Se le istituzioni rassicurano sulla gestione dell’immediato, il Comitato Ugo Pisa solleva dubbi sulla prevenzione a lungo termine. Citando il recente rapporto Ecosistema Scuola di Legambiente, il comitato sottolinea come il quadro nazionale sia critico: meno della metà degli edifici ha il collaudo statico e oltre il 54% manca della verifica di vulnerabilità sismica.

A Massa, la situazione non appare migliore. Il comitato evidenzia: una presenza incompleta delle certificazioni di sicurezza; investimenti in manutenzione al di sotto della media; pochi controlli approfonditi sui solai e adeguamenti antisismici ridotti.
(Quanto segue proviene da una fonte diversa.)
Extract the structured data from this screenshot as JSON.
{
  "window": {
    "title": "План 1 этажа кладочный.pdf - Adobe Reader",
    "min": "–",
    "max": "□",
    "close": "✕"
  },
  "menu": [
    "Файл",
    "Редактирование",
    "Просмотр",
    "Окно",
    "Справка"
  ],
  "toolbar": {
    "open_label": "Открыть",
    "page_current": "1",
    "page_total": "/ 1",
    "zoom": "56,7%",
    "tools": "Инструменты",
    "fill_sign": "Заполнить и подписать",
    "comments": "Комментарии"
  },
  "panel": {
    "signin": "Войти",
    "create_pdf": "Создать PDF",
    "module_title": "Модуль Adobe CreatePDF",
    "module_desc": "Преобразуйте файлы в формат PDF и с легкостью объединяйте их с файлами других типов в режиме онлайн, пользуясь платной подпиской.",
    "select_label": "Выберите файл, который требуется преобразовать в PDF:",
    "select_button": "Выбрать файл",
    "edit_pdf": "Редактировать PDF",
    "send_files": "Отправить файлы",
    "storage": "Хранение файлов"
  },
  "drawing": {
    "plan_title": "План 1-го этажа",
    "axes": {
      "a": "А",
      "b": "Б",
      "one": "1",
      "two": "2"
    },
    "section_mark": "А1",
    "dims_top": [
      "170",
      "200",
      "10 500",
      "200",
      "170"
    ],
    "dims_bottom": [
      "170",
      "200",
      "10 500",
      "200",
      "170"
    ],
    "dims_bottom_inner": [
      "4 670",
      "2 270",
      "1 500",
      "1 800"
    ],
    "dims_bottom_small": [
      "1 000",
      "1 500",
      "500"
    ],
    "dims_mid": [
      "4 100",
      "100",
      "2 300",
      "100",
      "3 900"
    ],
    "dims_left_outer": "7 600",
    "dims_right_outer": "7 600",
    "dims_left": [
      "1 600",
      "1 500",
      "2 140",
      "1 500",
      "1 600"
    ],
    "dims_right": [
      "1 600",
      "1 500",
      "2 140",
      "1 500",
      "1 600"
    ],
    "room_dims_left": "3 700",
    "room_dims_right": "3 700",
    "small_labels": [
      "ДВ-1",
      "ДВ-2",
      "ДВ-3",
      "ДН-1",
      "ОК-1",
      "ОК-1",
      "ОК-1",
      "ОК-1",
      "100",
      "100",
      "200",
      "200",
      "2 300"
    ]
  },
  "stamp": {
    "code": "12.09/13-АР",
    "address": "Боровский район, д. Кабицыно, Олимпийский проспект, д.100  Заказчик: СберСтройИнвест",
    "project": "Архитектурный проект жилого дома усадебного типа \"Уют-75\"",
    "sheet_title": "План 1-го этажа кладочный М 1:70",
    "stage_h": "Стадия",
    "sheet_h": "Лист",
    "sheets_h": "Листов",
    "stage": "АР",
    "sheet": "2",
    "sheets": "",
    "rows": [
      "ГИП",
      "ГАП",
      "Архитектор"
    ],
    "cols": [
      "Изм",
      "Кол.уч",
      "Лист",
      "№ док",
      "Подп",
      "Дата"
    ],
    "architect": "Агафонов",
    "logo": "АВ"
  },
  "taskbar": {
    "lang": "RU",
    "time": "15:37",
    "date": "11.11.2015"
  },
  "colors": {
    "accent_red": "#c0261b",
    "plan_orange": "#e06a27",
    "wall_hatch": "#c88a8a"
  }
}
Il ricordo della chiusura improvvisa della scuola media Parini di Romagnano, evacuata per problemi statici, è ancora vivo. «Quante altre scuole sono state sottoposte allo stesso livello di analisi?», si chiedono i rappresentanti del comitato. La richiesta rivolta al Comune è chiara: serve un piano sistematico e trasparente di verifiche che includa indagini strutturali sugli elementi portanti e la pubblicazione dei risultati per garantire la serenità di famiglie e personale scolastico.